In the Gospel reading Jesus was confronted on several fronts. His family thought He was out of His mind, the religious leaders thought He was demon-possessed, and of course Satan assaulted Him by possessing many people. Jesus has come to do His work and while many people believed in Him there were many who did not. Those who rejected Him thought He wasn’t in His right mind or that He was demon-possessed so He showed that it’s impossible for Him to be of the devil if what He is doing is casting out demons. If He were doing what He was doing in the service of Satan then Satan would be working against himself and his kingdom would fall.

As it was, Satan’s kingdom was in full force and so Jesus was attacking him right back, head on. This is what Jesus means when He says that “no one can enter a strong man’s house and plunder his goods, unless he first binds the strong man. Then indeed he may plunder his house.” Jesus acknowledged that Satan was a strong man of sorts. Satan was on the prowl, like a roaring lion, seeking someone to devour. He was grabbing hold of people with demon possession. He was wreaking his havoc as he does. But as strong as Satan was, there was one who was stronger.

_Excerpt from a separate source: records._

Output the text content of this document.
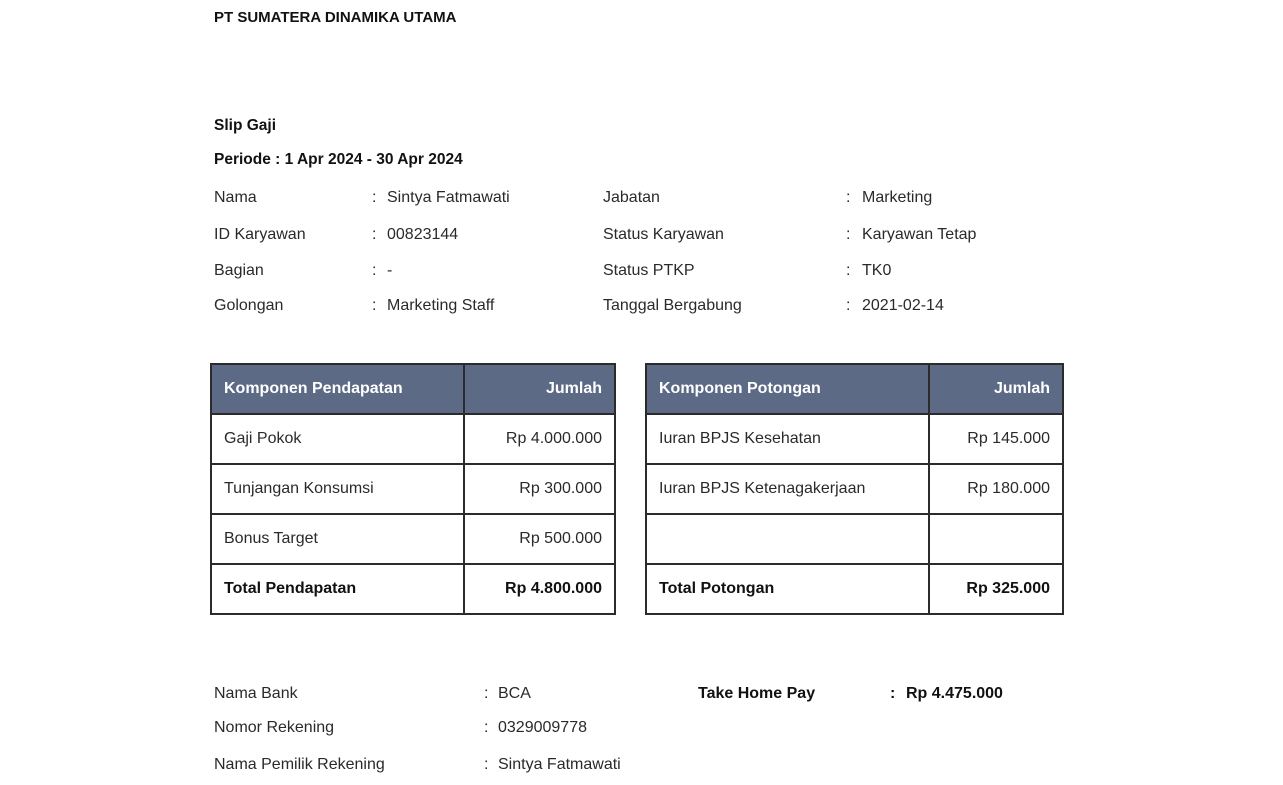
PT SUMATERA DINAMIKA UTAMA
Slip Gaji
Periode : 1 Apr 2024 - 30 Apr 2024
Nama	: Sintya Fatmawati
ID Karyawan	: 00823144
Bagian	: -
Golongan	: Marketing Staff
Jabatan	: Marketing
Status Karyawan	: Karyawan Tetap
Status PTKP	: TK0
Tanggal Bergabung	: 2021-02-14
Komponen Pendapatan	Jumlah
Gaji Pokok	Rp 4.000.000
Tunjangan Konsumsi	Rp 300.000
Bonus Target	Rp 500.000
Total Pendapatan	Rp 4.800.000
Komponen Potongan	Jumlah
Iuran BPJS Kesehatan	Rp 145.000
Iuran BPJS Ketenagakerjaan	Rp 180.000

Total Potongan	Rp 325.000
Nama Bank	: BCA
Nomor Rekening	: 0329009778
Nama Pemilik Rekening	: Sintya Fatmawati
Take Home Pay	: Rp 4.475.000
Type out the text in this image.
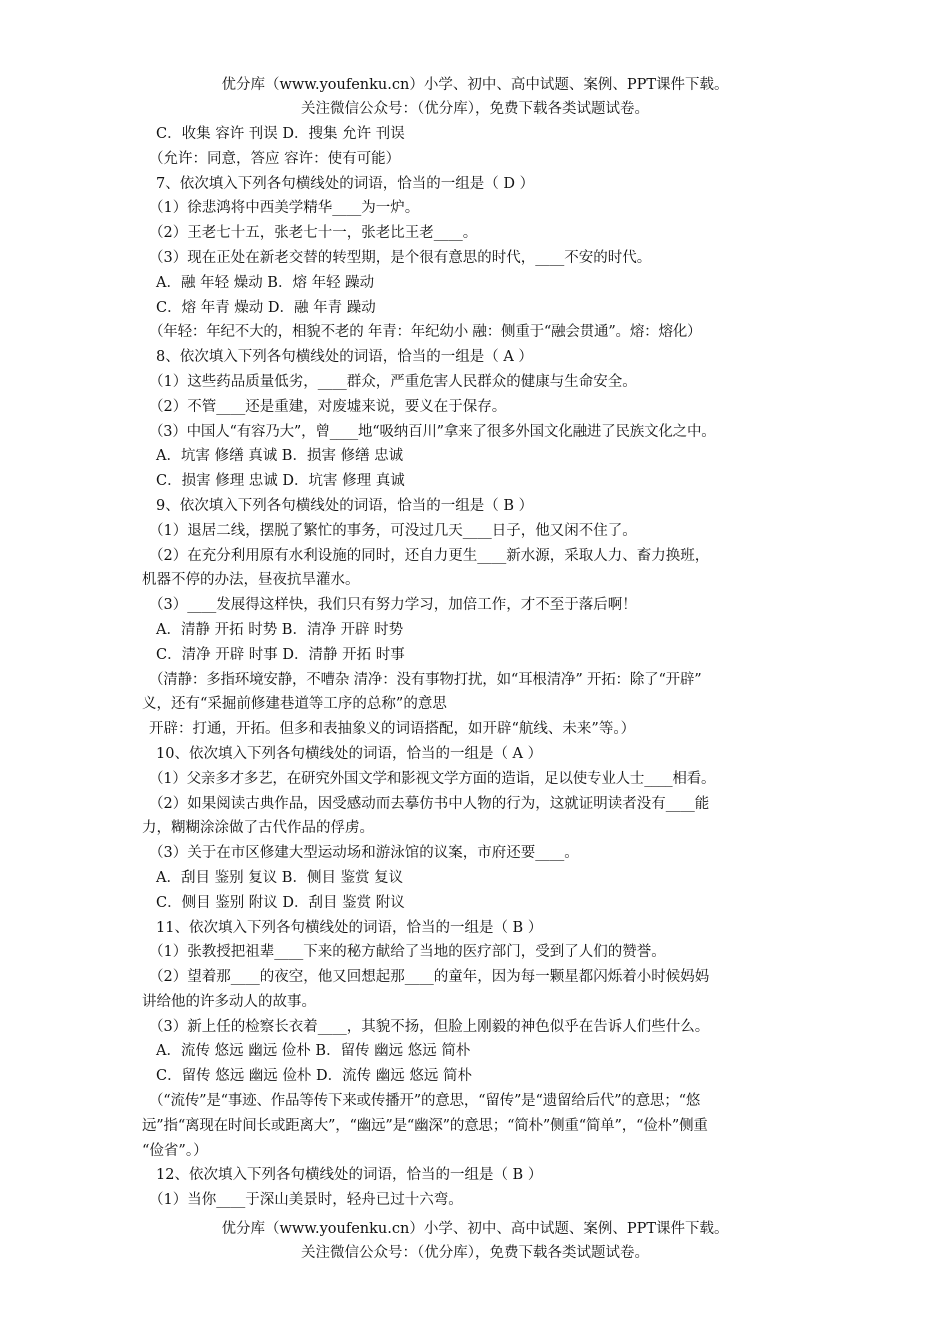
优分库（www.youfenku.cn）小学、初中、高中试题、案例、PPT课件下载。
关注微信公众号：（优分库），免费下载各类试题试卷。

C．收集 容许 刊误 D．搜集 允许 刊误

（允许：同意，答应 容许：使有可能）

7、依次填入下列各句横线处的词语，恰当的一组是（ D ）

（1）徐悲鸿将中西美学精华____为一炉。

（2）王老七十五，张老七十一，张老比王老____。

（3）现在正处在新老交替的转型期，是个很有意思的时代，____不安的时代。

A．融 年轻 燥动 B．熔 年轻 躁动

C．熔 年青 燥动 D．融 年青 躁动

（年轻：年纪不大的，相貌不老的 年青：年纪幼小 融：侧重于“融会贯通”。熔：熔化）

8、依次填入下列各句横线处的词语，恰当的一组是（ A ）

（1）这些药品质量低劣，____群众，严重危害人民群众的健康与生命安全。

（2）不管____还是重建，对废墟来说，要义在于保存。

（3）中国人“有容乃大”，曾____地“吸纳百川”拿来了很多外国文化融进了民族文化之中。

A．坑害 修缮 真诚 B．损害 修缮 忠诚

C．损害 修理 忠诚 D．坑害 修理 真诚

9、依次填入下列各句横线处的词语，恰当的一组是（ B ）

（1）退居二线，摆脱了繁忙的事务，可没过几天____日子，他又闲不住了。

（2）在充分利用原有水利设施的同时，还自力更生____新水源，采取人力、畜力换班，

机器不停的办法，昼夜抗旱灌水。

（3）____发展得这样快，我们只有努力学习，加倍工作，才不至于落后啊！

A．清静 开拓 时势 B．清净 开辟 时势

C．清净 开辟 时事 D．清静 开拓 时事

（清静：多指环境安静，不嘈杂 清净：没有事物打扰，如“耳根清净” 开拓：除了“开辟”

义，还有“采掘前修建巷道等工序的总称”的意思

开辟：打通，开拓。但多和表抽象义的词语搭配，如开辟“航线、未来”等。）

10、依次填入下列各句横线处的词语，恰当的一组是（ A ）

（1）父亲多才多艺，在研究外国文学和影视文学方面的造诣，足以使专业人士____相看。

（2）如果阅读古典作品，因受感动而去摹仿书中人物的行为，这就证明读者没有____能

力，糊糊涂涂做了古代作品的俘虏。

（3）关于在市区修建大型运动场和游泳馆的议案，市府还要____。

A．刮目 鉴别 复议 B．侧目 鉴赏 复议

C．侧目 鉴别 附议 D．刮目 鉴赏 附议

11、依次填入下列各句横线处的词语，恰当的一组是（ B ）

（1）张教授把祖辈____下来的秘方献给了当地的医疗部门，受到了人们的赞誉。

（2）望着那____的夜空，他又回想起那____的童年，因为每一颗星都闪烁着小时候妈妈

讲给他的许多动人的故事。

（3）新上任的检察长衣着____，其貌不扬，但脸上刚毅的神色似乎在告诉人们些什么。

A．流传 悠远 幽远 俭朴 B．留传 幽远 悠远 简朴

C．留传 悠远 幽远 俭朴 D．流传 幽远 悠远 简朴

（“流传”是“事迹、作品等传下来或传播开”的意思，“留传”是“遗留给后代”的意思；“悠

远”指“离现在时间长或距离大”，“幽远”是“幽深”的意思；“简朴”侧重“简单”，“俭朴”侧重

“俭省”。）

12、依次填入下列各句横线处的词语，恰当的一组是（ B ）

（1）当你____于深山美景时，轻舟已过十六弯。

优分库（www.youfenku.cn）小学、初中、高中试题、案例、PPT课件下载。
关注微信公众号：（优分库），免费下载各类试题试卷。
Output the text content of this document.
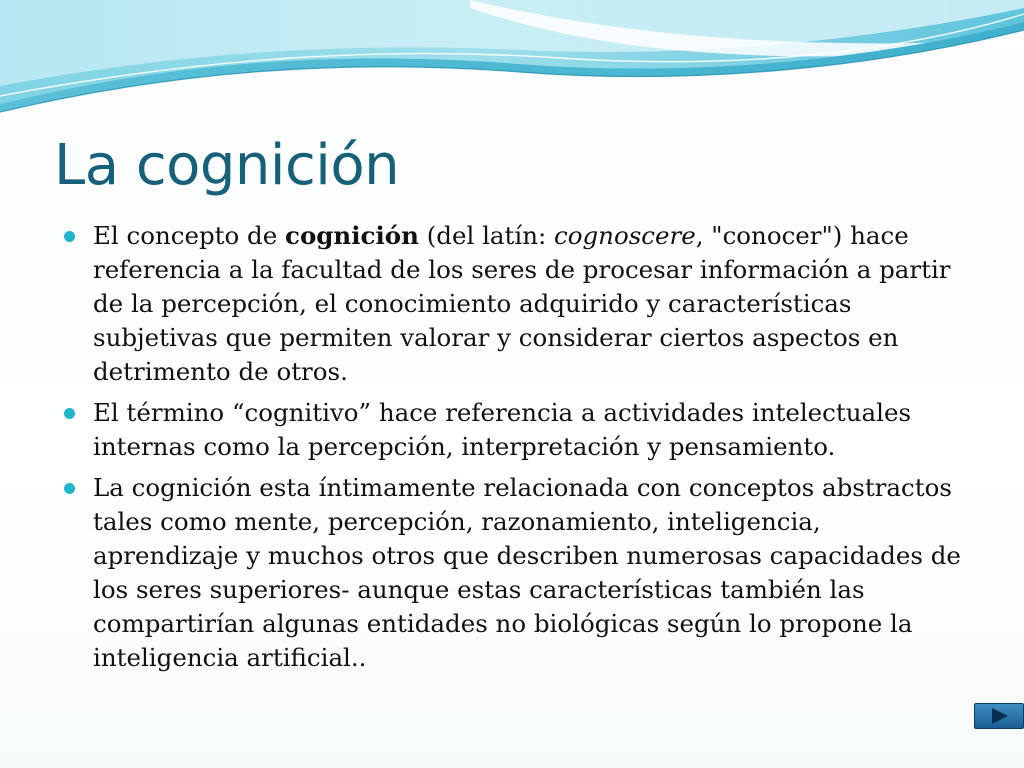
La cognición
El concepto de cognición (del latín: cognoscere, "conocer") hace referencia a la facultad de los seres de procesar información a partir de la percepción, el conocimiento adquirido y características subjetivas que permiten valorar y considerar ciertos aspectos en detrimento de otros.
El término “cognitivo” hace referencia a actividades intelectuales internas como la percepción, interpretación y pensamiento.
La cognición esta íntimamente relacionada con conceptos abstractos tales como mente, percepción, razonamiento, inteligencia, aprendizaje y muchos otros que describen numerosas capacidades de los seres superiores- aunque estas características también las compartirían algunas entidades no biológicas según lo propone la inteligencia artificial..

That’s why Jesus came. He came to plunder Satan’s house. In order to do that, He said, He first must bind the strong man. Jesus came with the Gospel flowing freely from His lips, the touch of His hands bringing forth healing, and the power of His word casting out demons. Jesus was binding the strong man. Having bound him He would plunder his house.

That’s what Jesus still does, we being a Pentecost Church and all. That’s what He continues to do, though some still think He’s out of His mind for thinking that He is truly God. It’s what He does even as we need to be patient as He was with His family. His work of plundering doesn’t sound all that proper of work, but it’s very proper when You’re God and Satan is seeking to steal the people you created away from You. God created us to be in relationship with Him and Satan seeks to destroy that relationship. He does so by attacking us. God attacks right back and He does so in the proclamation of the Gospel and the Sacraments being delivered to us.

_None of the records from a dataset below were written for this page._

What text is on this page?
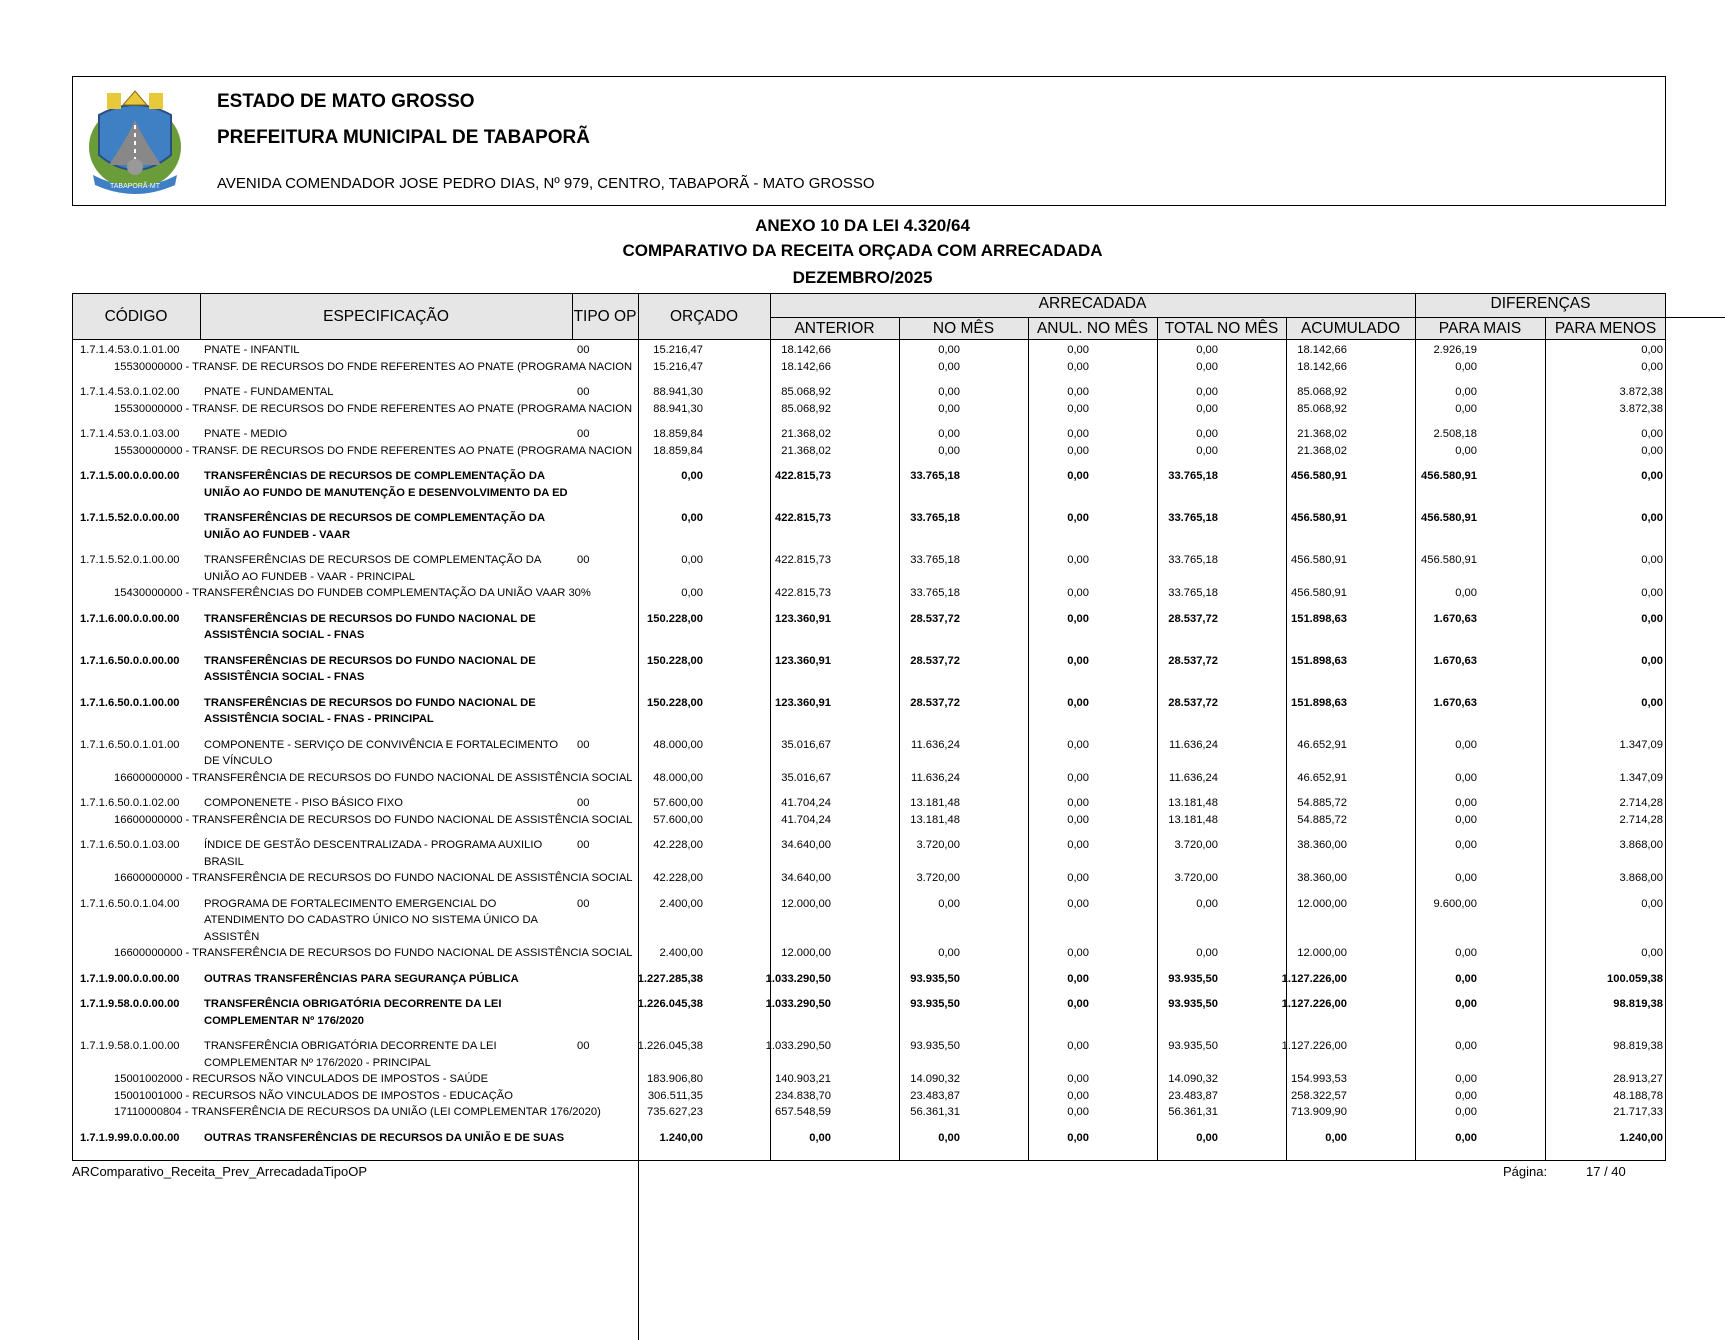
TABAPORÃ-MT
ESTADO DE MATO GROSSO
PREFEITURA MUNICIPAL DE TABAPORÃ
AVENIDA COMENDADOR JOSE PEDRO DIAS, Nº 979, CENTRO, TABAPORÃ - MATO GROSSO
ANEXO 10 DA LEI 4.320/64
COMPARATIVO DA RECEITA ORÇADA COM ARRECADADA
DEZEMBRO/2025
CÓDIGO	ESPECIFICAÇÃO	TIPO OP	ORÇADO
ARRECADADA	DIFERENÇAS
ANTERIOR	NO MÊS	ANUL. NO MÊS	TOTAL NO MÊS	ACUMULADO	PARA MAIS	PARA MENOS
1.7.1.4.53.0.1.01.00 PNATE - INFANTIL	00	15.216,47	18.142,66	0,00	0,00	0,00	18.142,66	2.926,19	0,00
15530000000 - TRANSF. DE RECURSOS DO FNDE REFERENTES AO PNATE (PROGRAMA NACION 15.216,47	18.142,66	0,00	0,00	0,00	18.142,66	0,00	0,00
1.7.1.4.53.0.1.02.00 PNATE - FUNDAMENTAL	00	88.941,30	85.068,92	0,00	0,00	0,00	85.068,92	0,00	3.872,38
15530000000 - TRANSF. DE RECURSOS DO FNDE REFERENTES AO PNATE (PROGRAMA NACION 88.941,30	85.068,92	0,00	0,00	0,00	85.068,92	0,00	3.872,38
1.7.1.4.53.0.1.03.00 PNATE - MEDIO	00	18.859,84	21.368,02	0,00	0,00	0,00	21.368,02	2.508,18	0,00
15530000000 - TRANSF. DE RECURSOS DO FNDE REFERENTES AO PNATE (PROGRAMA NACION 18.859,84	21.368,02	0,00	0,00	0,00	21.368,02	0,00	0,00
1.7.1.5.00.0.0.00.00 TRANSFERÊNCIAS DE RECURSOS DE COMPLEMENTAÇÃO DA	0,00	422.815,73	33.765,18	0,00	33.765,18	456.580,91	456.580,91	0,00
UNIÃO AO FUNDO DE MANUTENÇÃO E DESENVOLVIMENTO DA ED
1.7.1.5.52.0.0.00.00 TRANSFERÊNCIAS DE RECURSOS DE COMPLEMENTAÇÃO DA	0,00	422.815,73	33.765,18	0,00	33.765,18	456.580,91	456.580,91	0,00
UNIÃO AO FUNDEB - VAAR
1.7.1.5.52.0.1.00.00 TRANSFERÊNCIAS DE RECURSOS DE COMPLEMENTAÇÃO DA	00	0,00	422.815,73	33.765,18	0,00	33.765,18	456.580,91	456.580,91	0,00
UNIÃO AO FUNDEB - VAAR - PRINCIPAL
15430000000 - TRANSFERÊNCIAS DO FUNDEB COMPLEMENTAÇÃO DA UNIÃO VAAR 30%	0,00	422.815,73	33.765,18	0,00	33.765,18	456.580,91	0,00	0,00
1.7.1.6.00.0.0.00.00 TRANSFERÊNCIAS DE RECURSOS DO FUNDO NACIONAL DE	150.228,00	123.360,91	28.537,72	0,00	28.537,72	151.898,63	1.670,63	0,00
ASSISTÊNCIA SOCIAL - FNAS
1.7.1.6.50.0.0.00.00 TRANSFERÊNCIAS DE RECURSOS DO FUNDO NACIONAL DE	150.228,00	123.360,91	28.537,72	0,00	28.537,72	151.898,63	1.670,63	0,00
ASSISTÊNCIA SOCIAL - FNAS
1.7.1.6.50.0.1.00.00 TRANSFERÊNCIAS DE RECURSOS DO FUNDO NACIONAL DE	150.228,00	123.360,91	28.537,72	0,00	28.537,72	151.898,63	1.670,63	0,00
ASSISTÊNCIA SOCIAL - FNAS - PRINCIPAL
1.7.1.6.50.0.1.01.00 COMPONENTE - SERVIÇO DE CONVIVÊNCIA E FORTALECIMENTO 00	48.000,00	35.016,67	11.636,24	0,00	11.636,24	46.652,91	0,00	1.347,09
DE VÍNCULO
16600000000 - TRANSFERÊNCIA DE RECURSOS DO FUNDO NACIONAL DE ASSISTÊNCIA SOCIAL 48.000,00	35.016,67	11.636,24	0,00	11.636,24	46.652,91	0,00	1.347,09
1.7.1.6.50.0.1.02.00 COMPONENETE - PISO BÁSICO FIXO	00	57.600,00	41.704,24	13.181,48	0,00	13.181,48	54.885,72	0,00	2.714,28
16600000000 - TRANSFERÊNCIA DE RECURSOS DO FUNDO NACIONAL DE ASSISTÊNCIA SOCIAL 57.600,00	41.704,24	13.181,48	0,00	13.181,48	54.885,72	0,00	2.714,28
1.7.1.6.50.0.1.03.00 ÍNDICE DE GESTÃO DESCENTRALIZADA - PROGRAMA AUXILIO	00	42.228,00	34.640,00	3.720,00	0,00	3.720,00	38.360,00	0,00	3.868,00
BRASIL
16600000000 - TRANSFERÊNCIA DE RECURSOS DO FUNDO NACIONAL DE ASSISTÊNCIA SOCIAL 42.228,00	34.640,00	3.720,00	0,00	3.720,00	38.360,00	0,00	3.868,00
1.7.1.6.50.0.1.04.00 PROGRAMA DE FORTALECIMENTO EMERGENCIAL DO	00	2.400,00	12.000,00	0,00	0,00	0,00	12.000,00	9.600,00	0,00
ATENDIMENTO DO CADASTRO ÚNICO NO SISTEMA ÚNICO DA
ASSISTÊN
16600000000 - TRANSFERÊNCIA DE RECURSOS DO FUNDO NACIONAL DE ASSISTÊNCIA SOCIAL 2.400,00	12.000,00	0,00	0,00	0,00	12.000,00	0,00	0,00
1.7.1.9.00.0.0.00.00 OUTRAS TRANSFERÊNCIAS PARA SEGURANÇA PÚBLICA	1.227.285,38	1.033.290,50	93.935,50	0,00	93.935,50	1.127.226,00	0,00	100.059,38
1.7.1.9.58.0.0.00.00 TRANSFERÊNCIA OBRIGATÓRIA DECORRENTE DA LEI	1.226.045,38	1.033.290,50	93.935,50	0,00	93.935,50	1.127.226,00	0,00	98.819,38
COMPLEMENTAR Nº 176/2020
1.7.1.9.58.0.1.00.00 TRANSFERÊNCIA OBRIGATÓRIA DECORRENTE DA LEI	00	1.226.045,38	1.033.290,50	93.935,50	0,00	93.935,50	1.127.226,00	0,00	98.819,38
COMPLEMENTAR Nº 176/2020 - PRINCIPAL
15001002000 - RECURSOS NÃO VINCULADOS DE IMPOSTOS - SAÚDE	183.906,80	140.903,21	14.090,32	0,00	14.090,32	154.993,53	0,00	28.913,27
15001001000 - RECURSOS NÃO VINCULADOS DE IMPOSTOS - EDUCAÇÃO	306.511,35	234.838,70	23.483,87	0,00	23.483,87	258.322,57	0,00	48.188,78
17110000804 - TRANSFERÊNCIA DE RECURSOS DA UNIÃO (LEI COMPLEMENTAR 176/2020)	735.627,23	657.548,59	56.361,31	0,00	56.361,31	713.909,90	0,00	21.717,33
1.7.1.9.99.0.0.00.00 OUTRAS TRANSFERÊNCIAS DE RECURSOS DA UNIÃO E DE SUAS	1.240,00	0,00	0,00	0,00	0,00	0,00	0,00	1.240,00
ARComparativo_Receita_Prev_ArrecadadaTipoOP	Página:	17 / 40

Though some thought He was out of His mind, though some thought He was demon possessed, though many thought many things of Him, none of this deterred Jesus from coming straight into Satan’s kingdom and binding him. It may have seemed a pathetic end to a ministry of such spectacle of teaching thousands, healing many, delivering people from demons, when Jesus ended up hanging on a cross only to end up hanging there lifelessly. But this was how Jesus bound the strong man. Though Satan bruised Jesus’ heal, Jesus crushed Satan’s head. Satan can attempt to overcome people with power. Jesus overcomes Satan with love. In humility He was bound to the cross and God the Father laid upon Him the iniquity of us all so that we are no longer bound by them or Satan’s lies or attacks. Jesus is the stronger one. He binds the strong man, Satan.

In patience we see this plundering work of Jesus. He continues to comes right in our midst, in this very world where Satan continues to attack people and try to overtake them. People may think we’re out of our minds believing that Jesus actually comes to us in water connected with His word and in bread and wine that are connected with His word, but we will take Him at His word. It takes patience, no doubt. It takes faith, most definitely. But Jesus took care of that at Pentecost, when He sent His Holy Spirit. He took care of that in your Baptism, when He sent His Holy Spirit again and imparted to you faith. He takes care of it when He gives you His body and blood in His Holy Supper and strengthens you in your faith. Satan doesn’t stand a chance. Standing in His grace, you do. Amen.